Além de vital, a água é um bem estratégico para o Brasil
Em 2018, o atual vice-presidente Geraldo Alckmin, à época governador de São Paulo, queria ser o mandatário do país, mas não contava com a longa falta de chuvas e consequente falta de água na torneira da população. O racionamento dinamitou sua pretensão eleitoral e, com Bolsonaro eleito presidente, se resguardou até ser resgatado e revivido por Lula em 2022. Entre 2015 e 2017, tivemos a maior seca do sistema Cantareira da história. Até hoje, o sistema não se recuperou completamente.
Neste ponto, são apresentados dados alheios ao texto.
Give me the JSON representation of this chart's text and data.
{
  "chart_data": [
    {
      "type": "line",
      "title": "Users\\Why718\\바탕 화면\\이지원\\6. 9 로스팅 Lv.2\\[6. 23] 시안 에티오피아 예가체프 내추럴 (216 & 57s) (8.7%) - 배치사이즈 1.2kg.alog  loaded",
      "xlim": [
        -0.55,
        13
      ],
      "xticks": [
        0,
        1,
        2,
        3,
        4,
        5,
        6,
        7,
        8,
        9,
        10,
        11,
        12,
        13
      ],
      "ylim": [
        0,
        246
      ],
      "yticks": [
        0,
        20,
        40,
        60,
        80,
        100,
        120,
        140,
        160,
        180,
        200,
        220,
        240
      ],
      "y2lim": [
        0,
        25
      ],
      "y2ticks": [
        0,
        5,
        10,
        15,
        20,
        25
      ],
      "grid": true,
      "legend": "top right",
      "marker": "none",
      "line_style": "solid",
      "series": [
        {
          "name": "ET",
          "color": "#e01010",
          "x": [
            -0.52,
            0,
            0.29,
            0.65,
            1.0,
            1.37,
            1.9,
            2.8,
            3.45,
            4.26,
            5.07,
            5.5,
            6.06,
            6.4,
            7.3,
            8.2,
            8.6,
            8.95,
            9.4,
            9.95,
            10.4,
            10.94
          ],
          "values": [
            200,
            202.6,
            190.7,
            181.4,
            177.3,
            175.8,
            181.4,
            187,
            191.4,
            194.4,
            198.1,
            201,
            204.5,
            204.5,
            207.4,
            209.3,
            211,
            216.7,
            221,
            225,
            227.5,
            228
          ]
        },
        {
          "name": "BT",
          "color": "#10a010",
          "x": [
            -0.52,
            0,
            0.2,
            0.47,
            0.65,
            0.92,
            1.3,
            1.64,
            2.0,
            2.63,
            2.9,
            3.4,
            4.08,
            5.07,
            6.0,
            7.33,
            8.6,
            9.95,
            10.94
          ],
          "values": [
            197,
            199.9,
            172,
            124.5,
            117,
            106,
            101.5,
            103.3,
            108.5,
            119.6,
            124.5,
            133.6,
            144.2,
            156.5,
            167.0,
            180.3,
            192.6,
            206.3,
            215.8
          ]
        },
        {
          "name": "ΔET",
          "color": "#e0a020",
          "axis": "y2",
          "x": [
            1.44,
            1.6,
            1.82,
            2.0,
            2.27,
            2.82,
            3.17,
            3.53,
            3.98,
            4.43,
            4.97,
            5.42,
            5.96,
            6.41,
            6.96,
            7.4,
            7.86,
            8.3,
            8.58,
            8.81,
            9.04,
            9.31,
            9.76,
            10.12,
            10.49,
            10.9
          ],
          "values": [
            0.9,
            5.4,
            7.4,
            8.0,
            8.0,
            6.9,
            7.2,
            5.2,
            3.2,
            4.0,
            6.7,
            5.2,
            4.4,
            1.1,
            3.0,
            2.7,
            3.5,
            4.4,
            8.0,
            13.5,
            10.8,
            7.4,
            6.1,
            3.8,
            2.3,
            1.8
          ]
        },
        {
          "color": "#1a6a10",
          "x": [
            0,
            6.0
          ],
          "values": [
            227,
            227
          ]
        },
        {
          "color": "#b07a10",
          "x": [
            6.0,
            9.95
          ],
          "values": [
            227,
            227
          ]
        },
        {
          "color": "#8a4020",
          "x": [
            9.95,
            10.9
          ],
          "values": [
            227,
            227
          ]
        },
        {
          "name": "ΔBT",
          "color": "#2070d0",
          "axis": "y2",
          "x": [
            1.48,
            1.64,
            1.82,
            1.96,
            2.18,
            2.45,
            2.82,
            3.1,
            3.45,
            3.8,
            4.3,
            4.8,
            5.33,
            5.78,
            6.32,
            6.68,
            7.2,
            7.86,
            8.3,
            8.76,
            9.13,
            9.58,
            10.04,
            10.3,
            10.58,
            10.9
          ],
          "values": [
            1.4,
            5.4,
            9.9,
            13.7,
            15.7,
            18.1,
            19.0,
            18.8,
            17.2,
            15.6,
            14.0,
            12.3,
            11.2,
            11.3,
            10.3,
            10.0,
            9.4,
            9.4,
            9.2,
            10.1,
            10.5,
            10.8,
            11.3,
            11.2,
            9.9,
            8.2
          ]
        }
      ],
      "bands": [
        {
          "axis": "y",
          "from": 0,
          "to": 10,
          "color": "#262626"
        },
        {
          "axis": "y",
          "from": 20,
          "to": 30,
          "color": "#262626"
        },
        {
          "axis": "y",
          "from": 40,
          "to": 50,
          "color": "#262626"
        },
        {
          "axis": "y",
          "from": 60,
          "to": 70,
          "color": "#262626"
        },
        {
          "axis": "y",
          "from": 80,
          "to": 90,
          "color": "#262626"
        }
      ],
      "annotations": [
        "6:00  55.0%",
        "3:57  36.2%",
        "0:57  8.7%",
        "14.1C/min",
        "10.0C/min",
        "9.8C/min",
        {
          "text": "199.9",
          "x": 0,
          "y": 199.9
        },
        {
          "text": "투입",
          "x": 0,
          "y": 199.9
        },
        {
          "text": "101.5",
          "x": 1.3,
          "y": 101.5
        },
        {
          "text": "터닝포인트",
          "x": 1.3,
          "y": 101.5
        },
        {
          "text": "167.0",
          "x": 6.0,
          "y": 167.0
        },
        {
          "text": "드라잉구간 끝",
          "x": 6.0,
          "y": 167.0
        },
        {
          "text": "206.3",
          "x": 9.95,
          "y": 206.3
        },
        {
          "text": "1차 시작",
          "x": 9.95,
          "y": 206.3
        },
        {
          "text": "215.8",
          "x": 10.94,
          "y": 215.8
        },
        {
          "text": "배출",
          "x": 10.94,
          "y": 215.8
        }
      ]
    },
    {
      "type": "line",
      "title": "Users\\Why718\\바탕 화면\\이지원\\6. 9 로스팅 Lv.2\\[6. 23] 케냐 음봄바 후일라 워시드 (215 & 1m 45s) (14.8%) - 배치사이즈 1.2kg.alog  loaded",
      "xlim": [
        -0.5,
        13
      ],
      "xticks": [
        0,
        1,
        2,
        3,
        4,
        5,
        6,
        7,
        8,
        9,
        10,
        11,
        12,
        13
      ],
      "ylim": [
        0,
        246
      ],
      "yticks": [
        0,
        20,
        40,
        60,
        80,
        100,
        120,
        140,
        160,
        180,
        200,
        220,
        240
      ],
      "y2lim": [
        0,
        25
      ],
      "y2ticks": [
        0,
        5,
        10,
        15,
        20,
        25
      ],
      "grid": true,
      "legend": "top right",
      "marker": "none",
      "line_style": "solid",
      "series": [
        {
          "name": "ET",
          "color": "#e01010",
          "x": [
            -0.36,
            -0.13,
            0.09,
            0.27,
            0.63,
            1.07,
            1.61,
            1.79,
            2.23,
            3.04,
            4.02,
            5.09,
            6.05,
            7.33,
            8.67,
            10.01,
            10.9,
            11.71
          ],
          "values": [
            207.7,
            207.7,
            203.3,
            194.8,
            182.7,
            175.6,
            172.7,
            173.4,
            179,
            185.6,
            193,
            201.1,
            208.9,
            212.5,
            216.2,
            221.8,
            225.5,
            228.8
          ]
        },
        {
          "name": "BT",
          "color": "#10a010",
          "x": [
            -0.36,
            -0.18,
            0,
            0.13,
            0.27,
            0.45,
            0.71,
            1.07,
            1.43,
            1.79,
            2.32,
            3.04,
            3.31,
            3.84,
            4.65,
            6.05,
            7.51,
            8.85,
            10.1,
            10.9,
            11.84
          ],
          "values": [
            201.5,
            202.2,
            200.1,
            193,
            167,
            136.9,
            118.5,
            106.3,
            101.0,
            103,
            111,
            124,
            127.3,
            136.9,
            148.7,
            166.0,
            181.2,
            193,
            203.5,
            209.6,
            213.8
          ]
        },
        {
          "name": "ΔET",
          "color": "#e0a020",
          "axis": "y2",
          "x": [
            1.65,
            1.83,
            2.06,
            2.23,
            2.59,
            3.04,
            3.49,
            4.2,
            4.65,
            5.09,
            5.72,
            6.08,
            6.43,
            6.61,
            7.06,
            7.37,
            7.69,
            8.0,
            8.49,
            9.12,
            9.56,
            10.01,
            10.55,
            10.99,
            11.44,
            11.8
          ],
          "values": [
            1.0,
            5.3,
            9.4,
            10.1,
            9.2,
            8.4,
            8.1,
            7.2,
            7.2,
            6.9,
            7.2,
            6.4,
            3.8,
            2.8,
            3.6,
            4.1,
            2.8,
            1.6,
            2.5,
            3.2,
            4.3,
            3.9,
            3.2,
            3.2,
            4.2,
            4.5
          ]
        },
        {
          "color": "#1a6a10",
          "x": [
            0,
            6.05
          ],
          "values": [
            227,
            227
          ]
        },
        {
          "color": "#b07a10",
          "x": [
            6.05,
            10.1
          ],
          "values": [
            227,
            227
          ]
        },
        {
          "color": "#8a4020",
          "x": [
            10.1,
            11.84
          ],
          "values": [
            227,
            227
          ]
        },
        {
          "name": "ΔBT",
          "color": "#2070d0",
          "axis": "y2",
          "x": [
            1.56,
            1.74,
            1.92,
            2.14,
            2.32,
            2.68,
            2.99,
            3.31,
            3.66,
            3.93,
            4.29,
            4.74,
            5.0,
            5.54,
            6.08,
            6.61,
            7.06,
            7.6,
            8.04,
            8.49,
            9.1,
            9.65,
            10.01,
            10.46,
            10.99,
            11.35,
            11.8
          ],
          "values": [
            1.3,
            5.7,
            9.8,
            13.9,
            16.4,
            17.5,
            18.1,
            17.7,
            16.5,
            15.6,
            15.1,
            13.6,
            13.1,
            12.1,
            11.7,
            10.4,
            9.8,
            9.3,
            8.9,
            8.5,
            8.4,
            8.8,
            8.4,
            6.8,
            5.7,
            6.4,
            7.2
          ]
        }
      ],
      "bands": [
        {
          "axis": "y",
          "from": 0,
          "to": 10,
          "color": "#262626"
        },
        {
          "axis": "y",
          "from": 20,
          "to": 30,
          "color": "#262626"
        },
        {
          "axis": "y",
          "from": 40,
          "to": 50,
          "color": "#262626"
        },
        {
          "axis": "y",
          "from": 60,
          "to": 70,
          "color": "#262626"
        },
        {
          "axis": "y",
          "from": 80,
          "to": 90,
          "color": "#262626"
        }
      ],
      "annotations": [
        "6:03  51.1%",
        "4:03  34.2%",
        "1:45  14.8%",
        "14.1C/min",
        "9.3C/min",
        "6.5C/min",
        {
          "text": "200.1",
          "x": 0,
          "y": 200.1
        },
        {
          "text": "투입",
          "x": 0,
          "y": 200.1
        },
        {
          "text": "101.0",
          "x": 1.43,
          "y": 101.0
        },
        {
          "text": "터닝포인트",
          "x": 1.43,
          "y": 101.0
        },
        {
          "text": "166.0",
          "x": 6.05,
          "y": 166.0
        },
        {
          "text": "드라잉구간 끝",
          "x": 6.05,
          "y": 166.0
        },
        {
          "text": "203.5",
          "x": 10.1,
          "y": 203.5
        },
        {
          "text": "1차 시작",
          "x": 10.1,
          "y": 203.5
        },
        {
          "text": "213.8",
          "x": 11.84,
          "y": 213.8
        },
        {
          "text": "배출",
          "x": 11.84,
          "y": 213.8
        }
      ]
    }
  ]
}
Tudo isso é a face cruel que mais de um século de hiper exploração de recursos naturais e lucro desenfreado causaram ao clima. Longas estiagens, mudanças de locais de grandes precipitações, mudanças na temperatura dos biomas. E o encontro direto dessas mudanças com a falta de preparação das políticas públicas e com o desmonte da legislação de defesa ambiental levarão a um verdadeiro caos no sistema de distribuição de recursos hídricos.
Grandes empresas sabem disso, por isso há hoje uma corrida para controlar esses recursos na periferia do sistema. E o Brasil, com suas grandes bacias hidrográficas, é o pote de ouro no final do arco-íris. Enquanto os países ricos estrategicamente protegem seus próprios mananciais, nós estamos entregando os nossos para a especulação do mercado privado.
É hora do povo ser ouvido e do governo federal entrar nessa briga
Como no RS, para combater os efeitos da catástrofe climática, recursos emergenciais são necessários e estão sendo liberados pelo governo federal. Mas planos estratégicos são igualmente importantes. Na questão da água, é necessário o mesmo critério. Com a militância de milhares de pessoas de partidos de esquerda, do campo progressista em geral e de amplos setores da sociedade, Lula foi eleito para imediatamente colocar para fora Bolsonaro, mas também com a esperança de acabar com a onda de destruição e negacionismo que assola nosso país.
Não se opor a entregar bens de valor incomensurável, como os sistemas Guarapiranga e Cantareira, à iniciativa privada é mais uma forma de negacionismo, dessa vez climático. Tarcísio Freitas e Ricardo Nunes (governador e prefeito, respectivamente), filhotes do bolsonarismo, são não apenas negacionistas, mas profundamente imorais. Seus governos estão cientes de que, com a privatização, a água será encarecida, empobrecida em qualidade e que sua conta será paga pelos pobres da cidade e do estado. É fundamental que o governo federal intervenha, dado o nível de risco em termos de soberania nacional que a entrega da maior empresa pública de saneamento do país representa.
É fundamental a realização de plebiscito oficial sobre a privatização da Sabesp. A população precisa ser ouvida antes que qualquer ação envolvendo a nossa água seja tomada pelos governos. Juntamente com essa defesa, tivemos diversas iniciativas jurídicas para barrar a privatização enquanto bancada do PSOL. E ainda mais fundamental que essas ações seria uma campanha pela federalização da Sabesp. Lula pode e deve se posicionar sobre isso, como passo inicial para um amplo debate nacional sobre a necessidade de proteção e, portanto, estatização de todos os recursos hídricos, preparando assim o Brasil para os próximos desafios que o futuro de desastres climáticos inevitavelmente nos reserva.